Poured from a 330ml bottle into a stein.
A: Cloudy pale straw body with a massive white sea foam head that rapidly dissolves leaving a splotchy patchwork of lace. That carbonation action is crazy hyperactive but dies off so quickly, how odd. 7/10.
S: Floral, orange blossom with lemon notes, hint of smoke as well giving out a smoked ham vibe (less a bacon that I am familiar with from the beechwood-smoked brews of Bamberg). A wisp of sea salt in there as well. Overall lasting impression is that of the floral character though. 8/10.
T: Definitely an acquired taste from the outset – smoked ham, charred wood and campfire smoke throughout and dominant, with hints of sea salt, orange, lemon and floral notes. Finish is dry with a touch of spice. Flavour is a bit like a bull in a china shop for better or worse. 7/10.
M: Mouthfeel is a bit of a disappointment – as I imagine it is in other Grätzer/Grodziskies – thin watery bodied with an excited carbonation, it feels like this style could use more body/depth here but I guess then it wouldn’t be traditional if had that either. The low 4.1% ABV must also be a factor here. 5/10.

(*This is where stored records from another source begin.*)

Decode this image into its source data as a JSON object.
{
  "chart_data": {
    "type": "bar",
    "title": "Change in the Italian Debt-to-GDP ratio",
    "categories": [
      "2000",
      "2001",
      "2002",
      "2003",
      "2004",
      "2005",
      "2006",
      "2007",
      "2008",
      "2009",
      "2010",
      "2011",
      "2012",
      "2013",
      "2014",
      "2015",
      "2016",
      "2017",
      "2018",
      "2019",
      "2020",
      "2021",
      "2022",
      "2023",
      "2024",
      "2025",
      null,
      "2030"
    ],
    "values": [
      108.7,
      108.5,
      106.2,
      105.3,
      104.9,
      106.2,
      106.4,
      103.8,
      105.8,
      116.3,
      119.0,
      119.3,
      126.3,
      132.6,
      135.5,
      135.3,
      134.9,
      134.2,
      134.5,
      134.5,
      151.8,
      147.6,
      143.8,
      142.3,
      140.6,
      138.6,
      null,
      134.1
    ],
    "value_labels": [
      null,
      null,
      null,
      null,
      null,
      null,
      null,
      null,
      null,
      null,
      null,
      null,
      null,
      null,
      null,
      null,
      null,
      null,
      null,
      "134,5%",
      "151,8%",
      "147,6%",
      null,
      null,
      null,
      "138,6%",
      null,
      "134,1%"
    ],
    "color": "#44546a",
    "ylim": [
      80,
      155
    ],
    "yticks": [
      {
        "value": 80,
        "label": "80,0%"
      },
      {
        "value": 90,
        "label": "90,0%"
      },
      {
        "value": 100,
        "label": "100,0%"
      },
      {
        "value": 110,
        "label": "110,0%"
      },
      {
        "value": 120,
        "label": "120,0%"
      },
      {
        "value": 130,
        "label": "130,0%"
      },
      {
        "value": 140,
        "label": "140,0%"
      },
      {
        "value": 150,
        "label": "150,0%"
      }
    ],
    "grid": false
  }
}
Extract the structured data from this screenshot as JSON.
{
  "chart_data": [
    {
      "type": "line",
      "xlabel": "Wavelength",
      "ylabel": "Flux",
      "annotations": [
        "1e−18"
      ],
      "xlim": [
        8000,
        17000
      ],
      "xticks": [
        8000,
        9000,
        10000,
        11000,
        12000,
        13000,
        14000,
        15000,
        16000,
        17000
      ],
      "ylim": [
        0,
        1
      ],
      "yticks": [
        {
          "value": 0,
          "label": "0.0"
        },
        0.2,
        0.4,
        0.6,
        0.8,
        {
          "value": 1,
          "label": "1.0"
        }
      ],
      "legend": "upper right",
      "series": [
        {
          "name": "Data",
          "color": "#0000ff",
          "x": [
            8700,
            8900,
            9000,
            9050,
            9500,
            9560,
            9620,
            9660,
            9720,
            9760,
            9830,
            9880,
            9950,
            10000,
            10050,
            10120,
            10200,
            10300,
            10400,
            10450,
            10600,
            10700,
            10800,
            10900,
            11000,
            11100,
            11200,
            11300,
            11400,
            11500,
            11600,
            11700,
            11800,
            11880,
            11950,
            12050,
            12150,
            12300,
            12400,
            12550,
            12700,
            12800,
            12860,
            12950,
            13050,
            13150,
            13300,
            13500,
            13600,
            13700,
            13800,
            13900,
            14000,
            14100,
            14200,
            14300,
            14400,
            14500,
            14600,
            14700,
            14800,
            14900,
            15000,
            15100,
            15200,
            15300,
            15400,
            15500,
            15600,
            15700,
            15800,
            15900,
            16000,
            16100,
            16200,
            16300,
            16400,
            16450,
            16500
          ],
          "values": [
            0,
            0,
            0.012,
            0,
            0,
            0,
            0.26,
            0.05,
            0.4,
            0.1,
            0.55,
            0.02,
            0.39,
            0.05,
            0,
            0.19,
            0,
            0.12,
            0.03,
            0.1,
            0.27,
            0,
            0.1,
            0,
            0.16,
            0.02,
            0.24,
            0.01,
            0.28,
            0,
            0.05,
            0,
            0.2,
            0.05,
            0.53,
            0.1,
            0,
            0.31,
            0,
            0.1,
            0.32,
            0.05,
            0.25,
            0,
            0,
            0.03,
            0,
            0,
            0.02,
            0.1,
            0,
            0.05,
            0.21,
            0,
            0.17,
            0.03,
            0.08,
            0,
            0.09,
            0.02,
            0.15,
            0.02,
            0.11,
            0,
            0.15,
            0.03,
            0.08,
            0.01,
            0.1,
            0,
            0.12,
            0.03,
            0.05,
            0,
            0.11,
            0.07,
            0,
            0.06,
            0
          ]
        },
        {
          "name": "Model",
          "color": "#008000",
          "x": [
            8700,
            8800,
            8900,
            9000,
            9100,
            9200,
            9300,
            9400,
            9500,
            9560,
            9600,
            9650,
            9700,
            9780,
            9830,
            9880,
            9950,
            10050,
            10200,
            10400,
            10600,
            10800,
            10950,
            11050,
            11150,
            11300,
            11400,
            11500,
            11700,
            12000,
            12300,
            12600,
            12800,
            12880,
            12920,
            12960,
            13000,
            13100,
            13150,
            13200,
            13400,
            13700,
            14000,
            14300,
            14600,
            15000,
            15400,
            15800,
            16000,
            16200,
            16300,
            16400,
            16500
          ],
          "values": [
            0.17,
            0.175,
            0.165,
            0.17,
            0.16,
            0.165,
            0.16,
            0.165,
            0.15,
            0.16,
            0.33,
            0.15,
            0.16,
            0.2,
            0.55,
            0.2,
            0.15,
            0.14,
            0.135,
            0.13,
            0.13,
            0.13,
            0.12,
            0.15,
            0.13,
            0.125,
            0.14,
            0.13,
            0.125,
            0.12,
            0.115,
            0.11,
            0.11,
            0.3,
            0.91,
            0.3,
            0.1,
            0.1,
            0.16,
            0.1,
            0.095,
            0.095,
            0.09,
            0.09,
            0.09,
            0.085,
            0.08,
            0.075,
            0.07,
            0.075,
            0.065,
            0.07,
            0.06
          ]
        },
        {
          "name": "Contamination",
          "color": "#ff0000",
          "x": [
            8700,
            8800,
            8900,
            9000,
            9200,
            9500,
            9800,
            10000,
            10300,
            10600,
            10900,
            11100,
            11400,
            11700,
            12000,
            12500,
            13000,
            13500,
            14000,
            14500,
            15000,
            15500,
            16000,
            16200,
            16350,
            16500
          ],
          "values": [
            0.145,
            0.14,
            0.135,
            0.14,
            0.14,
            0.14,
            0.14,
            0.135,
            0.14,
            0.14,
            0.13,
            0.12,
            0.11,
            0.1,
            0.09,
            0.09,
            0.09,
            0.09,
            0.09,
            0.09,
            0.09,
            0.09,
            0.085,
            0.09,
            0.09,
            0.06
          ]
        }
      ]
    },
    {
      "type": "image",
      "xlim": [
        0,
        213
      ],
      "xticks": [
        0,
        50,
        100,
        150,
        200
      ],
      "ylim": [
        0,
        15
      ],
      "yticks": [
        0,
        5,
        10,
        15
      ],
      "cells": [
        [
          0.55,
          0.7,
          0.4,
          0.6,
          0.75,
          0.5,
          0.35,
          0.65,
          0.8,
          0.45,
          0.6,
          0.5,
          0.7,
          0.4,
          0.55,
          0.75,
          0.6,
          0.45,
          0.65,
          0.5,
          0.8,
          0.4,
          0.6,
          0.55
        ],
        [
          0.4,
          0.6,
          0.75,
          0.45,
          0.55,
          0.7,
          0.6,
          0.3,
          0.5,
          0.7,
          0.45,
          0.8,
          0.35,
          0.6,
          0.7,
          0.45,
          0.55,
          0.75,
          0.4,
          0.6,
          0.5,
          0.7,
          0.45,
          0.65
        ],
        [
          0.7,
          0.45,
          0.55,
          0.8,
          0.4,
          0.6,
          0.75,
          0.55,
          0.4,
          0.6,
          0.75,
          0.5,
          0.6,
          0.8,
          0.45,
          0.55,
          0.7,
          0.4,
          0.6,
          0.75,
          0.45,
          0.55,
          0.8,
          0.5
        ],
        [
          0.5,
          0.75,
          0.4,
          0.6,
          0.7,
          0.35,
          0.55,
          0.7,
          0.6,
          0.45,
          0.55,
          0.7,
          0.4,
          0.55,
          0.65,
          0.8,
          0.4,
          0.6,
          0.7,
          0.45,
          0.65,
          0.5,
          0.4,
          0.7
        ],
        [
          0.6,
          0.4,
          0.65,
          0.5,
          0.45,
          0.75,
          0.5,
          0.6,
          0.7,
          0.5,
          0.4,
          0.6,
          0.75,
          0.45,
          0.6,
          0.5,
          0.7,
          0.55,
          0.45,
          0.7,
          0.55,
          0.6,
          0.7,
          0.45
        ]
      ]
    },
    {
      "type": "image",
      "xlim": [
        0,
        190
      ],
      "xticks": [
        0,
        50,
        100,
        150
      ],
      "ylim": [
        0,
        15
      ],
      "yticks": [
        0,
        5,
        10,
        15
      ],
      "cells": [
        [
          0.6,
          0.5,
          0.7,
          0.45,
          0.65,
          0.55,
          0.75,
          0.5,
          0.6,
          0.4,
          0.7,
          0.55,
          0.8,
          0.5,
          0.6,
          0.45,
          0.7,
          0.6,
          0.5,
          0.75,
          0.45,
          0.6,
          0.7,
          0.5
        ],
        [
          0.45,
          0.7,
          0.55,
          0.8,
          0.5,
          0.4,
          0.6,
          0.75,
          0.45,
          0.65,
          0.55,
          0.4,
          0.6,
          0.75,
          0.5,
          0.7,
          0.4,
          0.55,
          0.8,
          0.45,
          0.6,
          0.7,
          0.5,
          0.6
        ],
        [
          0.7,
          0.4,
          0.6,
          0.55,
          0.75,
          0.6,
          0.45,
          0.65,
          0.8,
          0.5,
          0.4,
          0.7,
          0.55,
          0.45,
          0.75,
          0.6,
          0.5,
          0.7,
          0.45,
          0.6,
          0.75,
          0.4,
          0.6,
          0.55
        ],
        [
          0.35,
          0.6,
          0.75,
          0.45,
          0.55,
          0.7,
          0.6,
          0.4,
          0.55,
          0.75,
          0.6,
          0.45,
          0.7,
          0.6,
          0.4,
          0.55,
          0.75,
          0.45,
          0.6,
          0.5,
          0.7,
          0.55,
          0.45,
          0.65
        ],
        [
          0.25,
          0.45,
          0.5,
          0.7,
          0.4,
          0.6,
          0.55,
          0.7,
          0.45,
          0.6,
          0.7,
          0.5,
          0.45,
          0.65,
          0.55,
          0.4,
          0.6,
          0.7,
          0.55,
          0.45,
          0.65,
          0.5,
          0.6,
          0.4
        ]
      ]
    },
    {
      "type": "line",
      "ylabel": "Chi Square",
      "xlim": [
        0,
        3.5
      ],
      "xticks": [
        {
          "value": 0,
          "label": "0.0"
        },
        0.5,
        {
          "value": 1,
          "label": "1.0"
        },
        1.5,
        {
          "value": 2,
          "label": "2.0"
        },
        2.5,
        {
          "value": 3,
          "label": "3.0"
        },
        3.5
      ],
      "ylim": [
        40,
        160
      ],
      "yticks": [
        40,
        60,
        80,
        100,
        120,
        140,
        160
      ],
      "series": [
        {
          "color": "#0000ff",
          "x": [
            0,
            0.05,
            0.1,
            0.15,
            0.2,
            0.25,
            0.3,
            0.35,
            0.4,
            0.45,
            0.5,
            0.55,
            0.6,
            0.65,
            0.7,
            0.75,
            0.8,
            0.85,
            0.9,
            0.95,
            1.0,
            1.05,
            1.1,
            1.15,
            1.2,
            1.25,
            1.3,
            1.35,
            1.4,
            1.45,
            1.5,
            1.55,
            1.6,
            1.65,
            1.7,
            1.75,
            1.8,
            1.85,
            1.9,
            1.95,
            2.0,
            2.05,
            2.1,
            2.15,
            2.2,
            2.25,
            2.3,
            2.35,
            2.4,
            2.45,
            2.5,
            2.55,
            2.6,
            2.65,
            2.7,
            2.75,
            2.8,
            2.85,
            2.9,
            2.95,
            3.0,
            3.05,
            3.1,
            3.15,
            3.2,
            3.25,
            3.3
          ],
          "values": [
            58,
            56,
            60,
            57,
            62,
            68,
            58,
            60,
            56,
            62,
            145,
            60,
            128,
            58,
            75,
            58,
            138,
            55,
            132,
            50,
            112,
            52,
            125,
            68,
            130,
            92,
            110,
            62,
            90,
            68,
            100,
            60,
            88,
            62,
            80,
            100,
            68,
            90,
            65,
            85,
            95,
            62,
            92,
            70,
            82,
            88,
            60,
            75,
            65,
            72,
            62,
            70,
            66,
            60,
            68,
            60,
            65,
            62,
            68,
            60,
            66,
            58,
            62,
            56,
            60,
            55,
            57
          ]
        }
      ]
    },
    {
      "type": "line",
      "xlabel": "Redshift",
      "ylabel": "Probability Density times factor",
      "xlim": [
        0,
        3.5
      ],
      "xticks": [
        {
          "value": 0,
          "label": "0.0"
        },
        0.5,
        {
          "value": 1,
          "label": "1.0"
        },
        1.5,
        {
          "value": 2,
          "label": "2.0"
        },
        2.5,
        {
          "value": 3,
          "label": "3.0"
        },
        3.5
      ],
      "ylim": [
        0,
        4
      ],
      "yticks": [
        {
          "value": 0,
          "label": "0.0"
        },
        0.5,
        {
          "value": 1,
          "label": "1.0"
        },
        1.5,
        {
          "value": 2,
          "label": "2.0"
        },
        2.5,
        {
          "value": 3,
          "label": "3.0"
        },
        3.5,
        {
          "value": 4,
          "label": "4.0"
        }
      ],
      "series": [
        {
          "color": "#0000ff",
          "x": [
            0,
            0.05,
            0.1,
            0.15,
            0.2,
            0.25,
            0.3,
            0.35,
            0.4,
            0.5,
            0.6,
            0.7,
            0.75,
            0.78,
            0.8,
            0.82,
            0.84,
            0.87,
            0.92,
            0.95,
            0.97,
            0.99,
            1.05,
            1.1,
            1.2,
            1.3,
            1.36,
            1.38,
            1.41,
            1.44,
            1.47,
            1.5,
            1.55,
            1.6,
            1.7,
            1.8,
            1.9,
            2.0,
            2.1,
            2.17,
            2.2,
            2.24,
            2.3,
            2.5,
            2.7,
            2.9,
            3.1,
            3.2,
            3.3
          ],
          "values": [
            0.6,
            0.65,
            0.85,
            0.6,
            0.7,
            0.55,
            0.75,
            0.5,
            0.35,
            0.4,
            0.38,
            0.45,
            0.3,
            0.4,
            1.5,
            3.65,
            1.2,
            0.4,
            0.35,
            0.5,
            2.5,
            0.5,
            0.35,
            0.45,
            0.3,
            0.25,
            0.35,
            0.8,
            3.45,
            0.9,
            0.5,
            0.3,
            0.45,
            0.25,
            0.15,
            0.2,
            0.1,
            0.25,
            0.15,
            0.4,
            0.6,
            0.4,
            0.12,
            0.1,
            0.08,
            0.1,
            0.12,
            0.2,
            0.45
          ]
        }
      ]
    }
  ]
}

D: As an interesting foray into a new style (for me) I didn’t mind this (though I imagine it’ll take some warming up to outright enjoy it). However having no basis for comparison makes it difficult for me to “rate to style” I’m reckoning other Grätzer/Grodziskies are of a similar vein to this brew. I’m quite keen to get some traditional (as much as can be for a tradition that died out last century) Polish versions of this style… something in a 500ml bottle to give my thirst a real smashing, in summer, by a campfire – that’s the dream ay. 8/10.
Food match: Polish cold cuts on bread, with a pickle, and some relish… yes.